In a letter signed by the chairman of the Committee on Freedom of the Press and Information, Rafael Molina, to the coordinator of the Cuban Affairs Desk at the State Department, the IAPA expressed its concern and surprise regarding the decision of U.S. officials to cancel the visa for Arévalo Padrón and his wife, Libertad Acosta Díaz.
Following is the main text of the letter:
“The Inter American Press Association, representing more than 1,300 newspapers and magazines throughout the Western Hemisphere in defending freedom of the press, expresses its concern and surprise regarding the decision of U.S. officials to revoke the visa, without right of appeal, of independent journalist Bernardo Arévalo Padrón and his wife, Libertad Acosta Diaz, after having been granted permission to travel and remain in the country as political refugees.

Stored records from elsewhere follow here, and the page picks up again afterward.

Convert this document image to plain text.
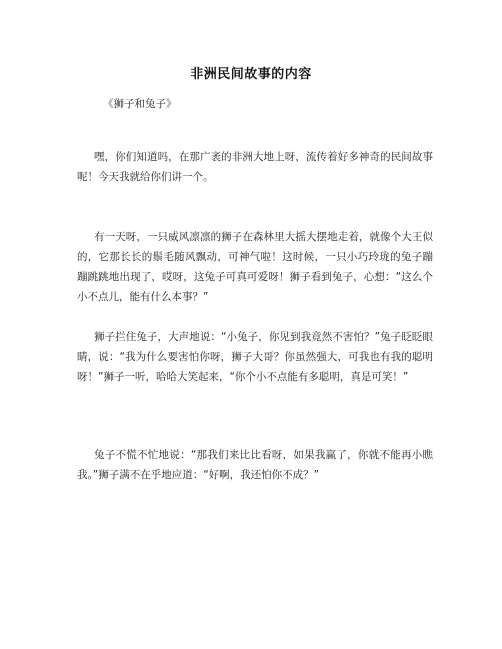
非洲民间故事的内容
《狮子和兔子》

嘿，你们知道吗，在那广袤的非洲大地上呀，流传着好多神奇的民间故事呢！今天我就给你们讲一个。

有一天呀，一只威风凛凛的狮子在森林里大摇大摆地走着，就像个大王似的，它那长长的鬃毛随风飘动，可神气啦！这时候，一只小巧玲珑的兔子蹦蹦跳跳地出现了，哎呀，这兔子可真可爱呀！狮子看到兔子，心想：“这么个小不点儿，能有什么本事？”

狮子拦住兔子，大声地说：“小兔子，你见到我竟然不害怕？”兔子眨眨眼睛，说：“我为什么要害怕你呀，狮子大哥？你虽然强大，可我也有我的聪明呀！”狮子一听，哈哈大笑起来，“你个小不点能有多聪明，真是可笑！”

兔子不慌不忙地说：“那我们来比比看呀，如果我赢了，你就不能再小瞧我。”狮子满不在乎地应道：“好啊，我还怕你不成？”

“This surprises us because Arévalo Padrón served a six-year prison sentence in Cuba for exercising his right of freedom of expression and of the press, a sentence that during recent years and at the request of another imprisoned journalist, Raúl Rivero, regional vice chairman of press freedom and IAPA director, our organization, along with other international press associations, denounced and demanded his freedom. Mr. Arévalo Padrón is the journalist who has spent the most years in prison. He was released on November 13, 2003, only two days prior to finishing his sentence.
“As you know, in 1997 Arévalo Padrón founded in Cienfuegos province the independent journalists’ agency “Línea Sur Press” and in November of that same year was tried and sentenced for “insult” for describing President Fidel Castro and Vice President Carlos Lage as “liars.” During his time in captivity at Ariza prison in Cienfuegos he suffered poor treatment that affected his health.
“In direct communication with the IAPA, Mr. Arévalo Padrón informed us that on June 30 he was called to the U.S. Special Interests Section in Havana where he was told that his asylum request had been granted. The journalist had permission from Cuban officials to leave the country. He was planning to travel on August 25, and his trip would take him to his final destination of Fort Worth, Texas, after spending three days in Miami where he would be meeting with the IAPA.
“After contacting an employee at the U.S. Special Interests Section in Havana on July 20 to inquire about the reasons for revoking the visa, the IAPA was told that for protection of the law they could not provide that information. The journalist assured the IAPA that when he tried to find out the reason for the decision made on July 14, he was treated rudely and was not provided any answers.
“We kindly request that you reconsider this decision considering Mr. Arévalo Padrón has been one more victim of intolerance by the Cuban government, and as a result, is in a state of limbo that could give rise to unforeseen consequences Likewise, we ask that you provide us the reasons the consular officers reversed their decision on Mr. Arévalo Padrón’s status as a political refugee.”